The great thing about black metal is that it’s one of the few subgenres (outside of anything electro or hip-hop) that can be entirely recorded and produced by a single person in his bedroom. The lo-fi raw production value is par for the course. Some of the greatest and most influential black metal albums sound as if they were recorded through a Fisher-Price microphone, giving them that cold, distant feeling. Now it’s as simple as plugging your guitar into your computer, applying distortion, and programming a drum machine to play at an inhuman BPM.
Such is the case with Xarkrinur, a black metal project out of Dhaka, Bangladesh. The band’s single member, named “Xyklen,” started in 2012 at the tender age of 12, scream whispering into a microphone and hammering on his guitar with buzz saw distortion. The music didn’t sound great, but Xyklen’s young age made it a novelty and attracted enough attention from around the world. It’s been six years since Xarkrinur’s last release Dark Rituals, which was put out through a Californian DIY label, Psalm 88. What was Xyklen doing during that hiatus? Who knows, but it definitely wasn’t spent improving his guitar skills.

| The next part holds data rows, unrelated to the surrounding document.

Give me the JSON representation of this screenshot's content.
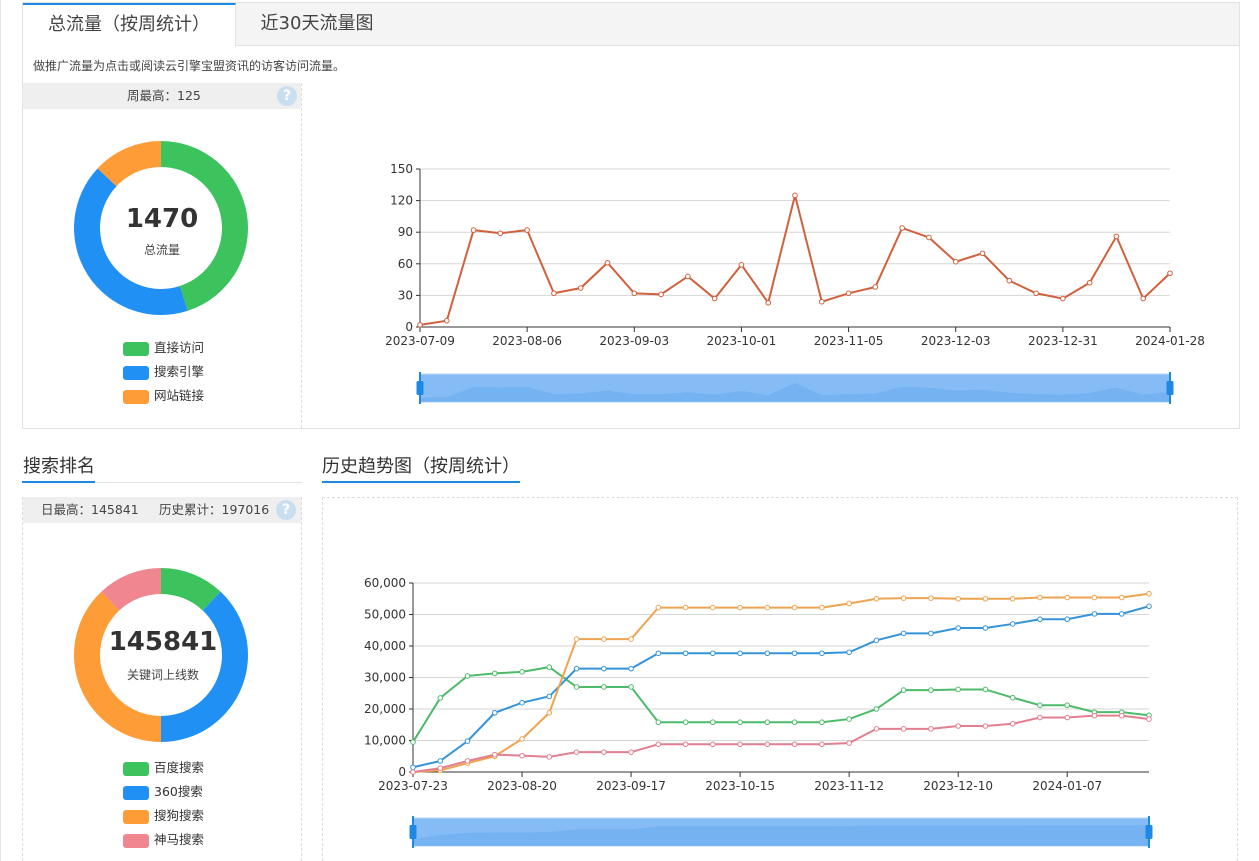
{
  "tabs": {
    "active": "总流量（按周统计）",
    "second": "近30天流量图"
  },
  "note": "做推广流量为点击或阅读云引擎宝盟资讯的访客访问流量。",
  "traffic": {
    "week_max": "周最高：125",
    "help_icon": "?",
    "total": "1470",
    "total_label": "总流量",
    "donut": [
      {
        "name": "直接访问",
        "value": 45,
        "color": "#3cc35e"
      },
      {
        "name": "搜索引擎",
        "value": 42,
        "color": "#2190f5"
      },
      {
        "name": "网站链接",
        "value": 13,
        "color": "#fe9c38"
      }
    ]
  },
  "search": {
    "title": "搜索排名",
    "day_max": "日最高：145841",
    "history_total": "历史累计：197016",
    "help_icon": "?",
    "total": "145841",
    "total_label": "关键词上线数",
    "donut": [
      {
        "name": "百度搜索",
        "value": 12,
        "color": "#3cc35e"
      },
      {
        "name": "360搜索",
        "value": 38,
        "color": "#2190f5"
      },
      {
        "name": "搜狗搜索",
        "value": 38,
        "color": "#fe9c38"
      },
      {
        "name": "神马搜索",
        "value": 12,
        "color": "#ef8690"
      }
    ]
  },
  "history": {
    "title": "历史趋势图（按周统计）"
  },
  "chart_data": [
    {
      "type": "line",
      "ylim": [
        0,
        150
      ],
      "yticks": [
        0,
        30,
        60,
        90,
        120,
        150
      ],
      "xtick_labels": [
        "2023-07-09",
        "2023-08-06",
        "2023-09-03",
        "2023-10-01",
        "2023-11-05",
        "2023-12-03",
        "2023-12-31",
        "2024-01-28"
      ],
      "xtick_index": [
        0,
        4,
        8,
        12,
        16,
        20,
        24,
        28
      ],
      "series": [
        {
          "color": "#d1603d",
          "values": [
            2,
            6,
            92,
            89,
            92,
            32,
            37,
            61,
            32,
            31,
            48,
            27,
            59,
            23,
            125,
            24,
            32,
            38,
            94,
            85,
            62,
            70,
            44,
            32,
            27,
            42,
            86,
            27,
            51
          ]
        }
      ],
      "grid": true
    },
    {
      "type": "line",
      "ylim": [
        0,
        60000
      ],
      "yticks": [
        0,
        10000,
        20000,
        30000,
        40000,
        50000,
        60000
      ],
      "ytick_labels": [
        "0",
        "10,000",
        "20,000",
        "30,000",
        "40,000",
        "50,000",
        "60,000"
      ],
      "xtick_labels": [
        "2023-07-23",
        "2023-08-20",
        "2023-09-17",
        "2023-10-15",
        "2023-11-12",
        "2023-12-10",
        "2024-01-07"
      ],
      "xtick_index": [
        0,
        4,
        8,
        12,
        16,
        20,
        24
      ],
      "series": [
        {
          "color": "#4cbb6a",
          "values": [
            9500,
            23500,
            30500,
            31300,
            31800,
            33300,
            27000,
            27000,
            27000,
            15800,
            15800,
            15800,
            15800,
            15800,
            15800,
            15800,
            16800,
            20000,
            26000,
            26000,
            26200,
            26200,
            23600,
            21200,
            21200,
            19000,
            19000,
            18000
          ]
        },
        {
          "color": "#3593da",
          "values": [
            1500,
            3500,
            9800,
            18800,
            22000,
            24000,
            32800,
            32800,
            32800,
            37700,
            37700,
            37700,
            37700,
            37700,
            37700,
            37700,
            38000,
            41800,
            44000,
            44000,
            45700,
            45700,
            47000,
            48500,
            48500,
            50200,
            50200,
            52600
          ]
        },
        {
          "color": "#efa350",
          "values": [
            0,
            500,
            2800,
            5000,
            10500,
            18800,
            42200,
            42200,
            42200,
            52200,
            52200,
            52200,
            52200,
            52200,
            52200,
            52200,
            53500,
            55000,
            55200,
            55200,
            55000,
            55000,
            55000,
            55400,
            55400,
            55400,
            55400,
            56600
          ]
        },
        {
          "color": "#e27f91",
          "values": [
            0,
            1200,
            3500,
            5500,
            5200,
            4800,
            6300,
            6300,
            6300,
            8800,
            8800,
            8800,
            8800,
            8800,
            8800,
            8800,
            9200,
            13700,
            13700,
            13700,
            14600,
            14600,
            15300,
            17300,
            17300,
            17900,
            17900,
            16800
          ]
        }
      ],
      "grid": true
    }
  ]
}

His newest release Dishehara (Bengali for “disoriented”) are three songs of “acoustic black metal.” It strips away everything I enjoy about black metal: the screaming vocals, the raw distortion and the blast beats, leaving only the crappy sound and the depressive tone. The opening track “A Walk Under The Purple Sky” is just Xyklen softly playing the same chord on an out-of-tune acoustic guitar. Maybe he thinks the disharmonic high note of the chord gives the song that metal edge (also I swear I can hear a car honking in the distance on the recording). “A Broken Grave By A Tree” is somewhat the same, with Xyklen repetitively strumming down on the same two notes. The title track is probably the best of the three, because it’s the closest Xyklen gets to the black metal tremolo picking that I’m familiar.
I understand the mood Xarkrinur is trying to create, but playing the same dissonant chords and hoping they stick doesn’t do the trick (if you want to hear acoustic black metal done right, read my review for Zeresh). Xyklen might be pandering to a niche community that I’m not aware of, but this is almost a regression on what he was doing before. At 20 years old, it’s no longer a novelty. Dishehara is a nothing burger, or a “Nothing Borgir,” if you will.